In an attempt to justify the ticket ratio, Thomas was quoted as saying that it is more of a “want” than a quota, one with the goal of ensuring that troopers are spending less time inside patrol cars, and more time speaking with and educating drivers.
But Thomas’ justification is lacking in merit for several reasons. First off, the ratio clearly meets the requirements of a quota. It’s requiring officers to issue a specific number of tickets (2) in a given time frame (1 hour). There is no “want” in this situation, there is an actual quota.
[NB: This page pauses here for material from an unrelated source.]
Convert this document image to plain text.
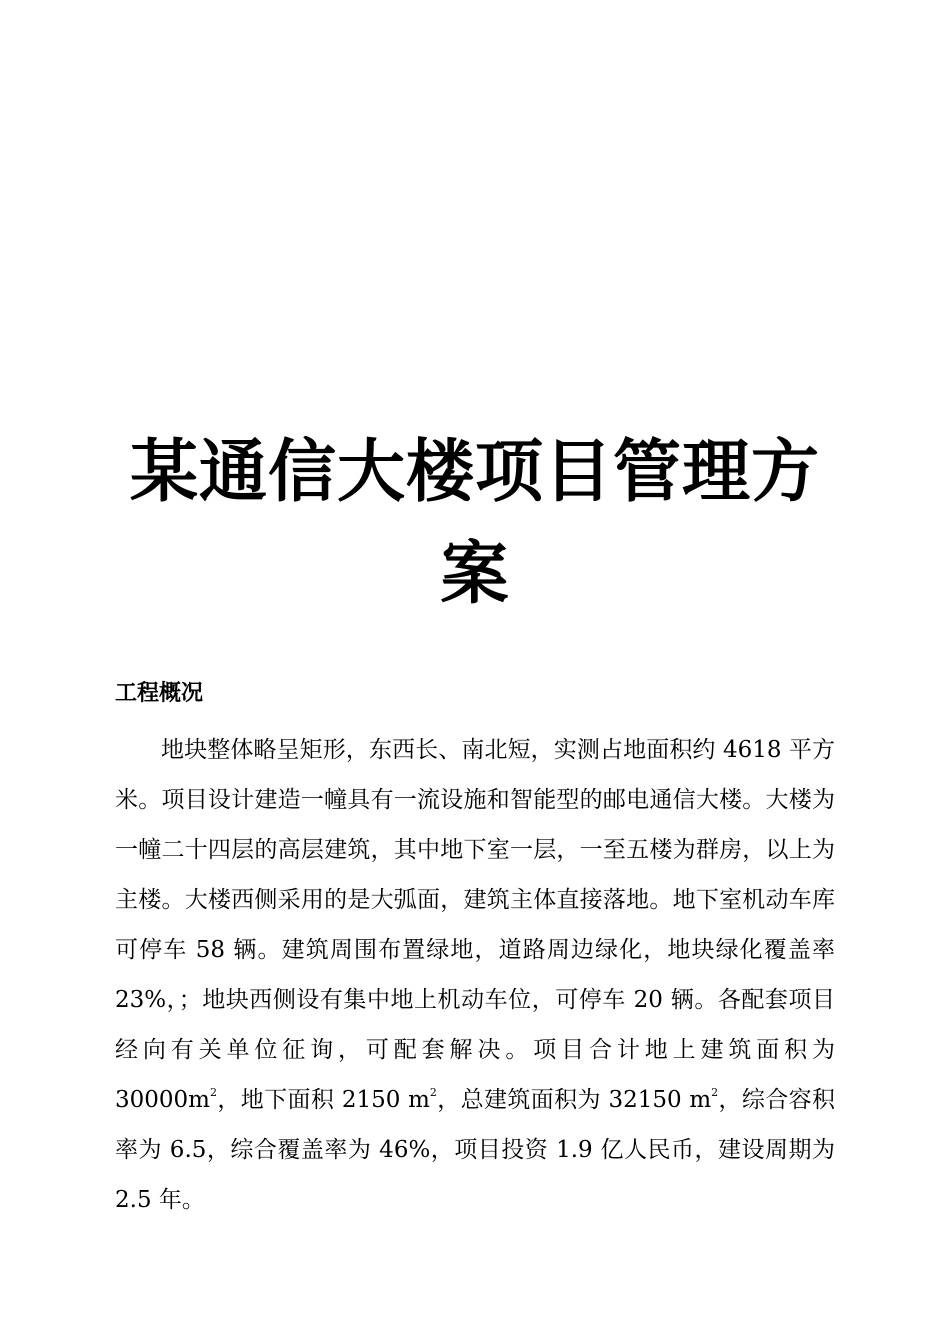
某通信大楼项目管理方案
工程概况

地块整体略呈矩形，东西长、南北短，实测占地面积约 4618 平方米。项目设计建造一幢具有一流设施和智能型的邮电通信大楼。大楼为一幢二十四层的高层建筑，其中地下室一层，一至五楼为群房，以上为主楼。大楼西侧采用的是大弧面，建筑主体直接落地。地下室机动车库可停车 58 辆。建筑周围布置绿地，道路周边绿化，地块绿化覆盖率 23%，；地块西侧设有集中地上机动车位，可停车 20 辆。各配套项目经向有关单位征询，可配套解决。项目合计地上建筑面积为 $30000m^2$，地下面积 2150 $m^2$，总建筑面积为 32150 $m^2$，综合容积率为 6.5，综合覆盖率为 46%，项目投资 1.9 亿人民币，建设周期为 2.5 年。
Secondly, if the officers were only being asked to speak with or educate more drivers, there would be no need to specify a number of tickets to be given out.
Thomas’ justification is also in stark opposition to the one made by his colleague, Major Mark D. Welch, whose career with the FHP was abruptly ended two weeks prior for sending out an email to troopers regarding the same quota.
In Welch’s email addressing the citations per hour, Welch stated:
“Many times, it is easier to issue a warning opposed to a citation for behaviors observed.
But the only way to try to alter that behavior is by impacting the motorist with the sanctions surrounding a traffic citation.”
Clearly Welch is indicating that issuing tickets is the only way to change a driver’s behavior (hence the reason the FHP was requiring a greater number of citations per hour.) If anything he is discouraging troopers from simply speaking with, or educating drivers.
The other justification given by the FHP is that the quota is an effort to improve highway safety. However the number of tickets issued in a given period of time does not necessarily correlate with safer driving or fewer accidents. And thus far the FHP has not offered any data or statistics that back up their assertion that it does.
What the quota really comes down to is money. Traffic tickets are a multi-billion dollar industry. They bring in lots of revenue for the state, and in this case, that was exactly the goal of the FHP.
Highway patrol officers recently received a 5 percent salary raise, which has also raised overtime rates as well. Their salaries are funded by taxpayer dollars. Welch even references the pay increase directly in the email he sent to troopers telling them they needed to increase the number of citations issued per hour.
Additionally, there are many vacancies on the patrol right now due to the position’s low starting salary of only $38,000 per year. To help fill these vacancies, Governor Rick Scott plans on asking the Legislature to boost the starting salary to $42,000 per year, and you know what that means – more money, more tickets!
Unfortunately for drivers it’s unlikely we will ever see an official end to ticket quotas. But perhaps this situation will teach FHP officials that putting everything in email isn’t necessarily a good idea.